Ok, and I do not think it is valid to compare the economy and operations of a tiny (5.9 M) socialistic welfare state, and homogenous country with the US (330 M).

Regardless, they are not a utopia: t.ly/q6xS, t.ly/RDKX. If they can not make it work perfectly, we would fail miserably.

Yes - we have issues. It is terribly naïve to think the answer is “raise min wage to X and all is solved”. There is no “one thing” that fixes it, I assure you.

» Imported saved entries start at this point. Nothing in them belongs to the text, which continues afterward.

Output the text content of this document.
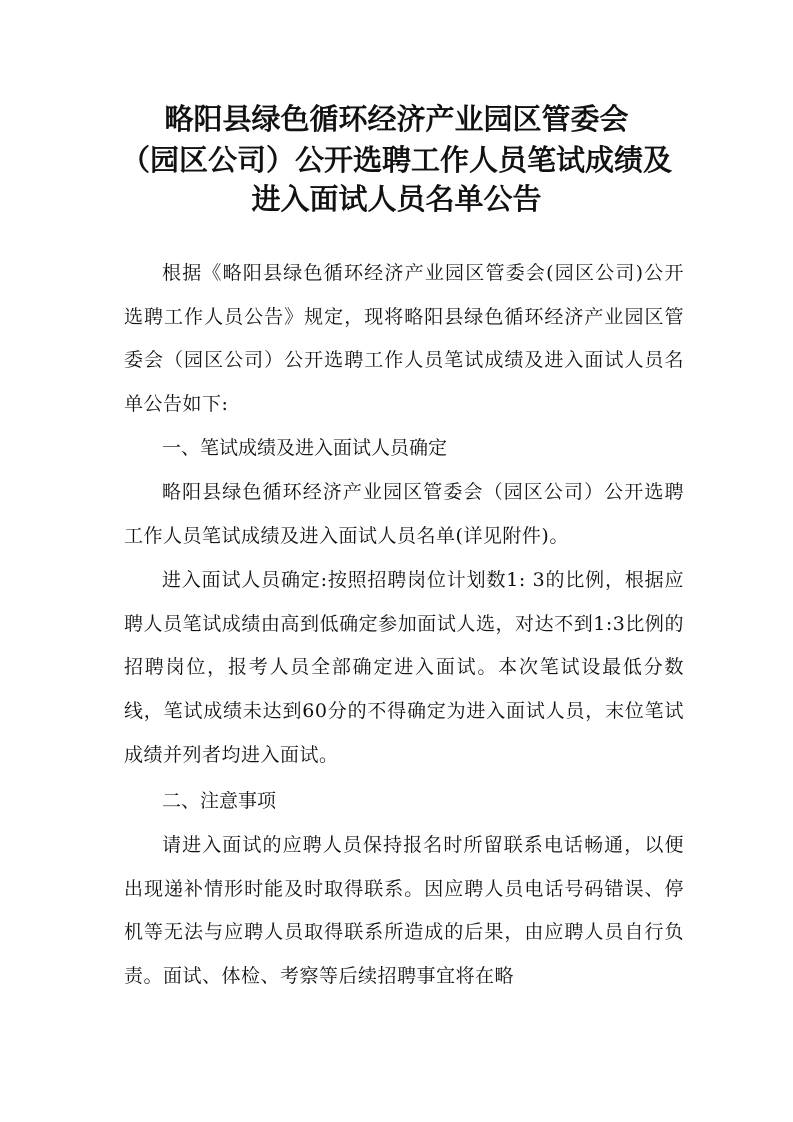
略阳县绿色循环经济产业园区管委会
（园区公司）公开选聘工作人员笔试成绩及
进入面试人员名单公告
根据《略阳县绿色循环经济产业园区管委会(园区公司)公开选聘工作人员公告》规定，现将略阳县绿色循环经济产业园区管委会（园区公司）公开选聘工作人员笔试成绩及进入面试人员名单公告如下:
一、笔试成绩及进入面试人员确定
略阳县绿色循环经济产业园区管委会（园区公司）公开选聘工作人员笔试成绩及进入面试人员名单(详见附件)。
进入面试人员确定:按照招聘岗位计划数1: 3的比例，根据应聘人员笔试成绩由高到低确定参加面试人选，对达不到1:3比例的招聘岗位，报考人员全部确定进入面试。本次笔试设最低分数线，笔试成绩未达到60分的不得确定为进入面试人员，末位笔试成绩并列者均进入面试。
二、注意事项
请进入面试的应聘人员保持报名时所留联系电话畅通，以便出现递补情形时能及时取得联系。因应聘人员电话号码错误、停机等无法与应聘人员取得联系所造成的后果，由应聘人员自行负责。面试、体检、考察等后续招聘事宜将在略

A good start is forcing corporations to pay taxes not defer them forever, with smaller govt and reduced govt spending. Plus other things I outlined earlier. Those things benefit the many and we support them.

Ok. well that is just a heartstrings view, or “Oh isn’t it just so sad that …”.

I would love to see a tear-jerker philosophy turned into a logical argument. Like: Why should a 22 year old restaurant busser working 35-40 hours be able to afford to “get married and support a number of children”?

If you really feel that way, you do have the choice to tip more, and pay double to get your grass cut. Such ideologies rarely meet an open wallet.

I tip 30%. I did a stint as waitstaff in my time.

I am fortunate to be in comfortable circumstances at this stage in my life. I’m surely no saint and in truth could be doing more for others. So in a way the previous posts have been inspiring, though perhaps not as intended.

A restaurant worker can’t always get 40 hours a week in shifts if they want to, particularly during a pandemic. And it’s not just 22 year olds who are unable to make more than minimum wage or low gig economy income.

I am blessed to have had tailwinds – in the form of loving parents, good health care, a fine education and, not to be minimized, “white” skin – that have helped me navigate the headwinds of life. Others are not so blessed. I don’t feel ashamed of or guilty about my advantages, but I am aware of them.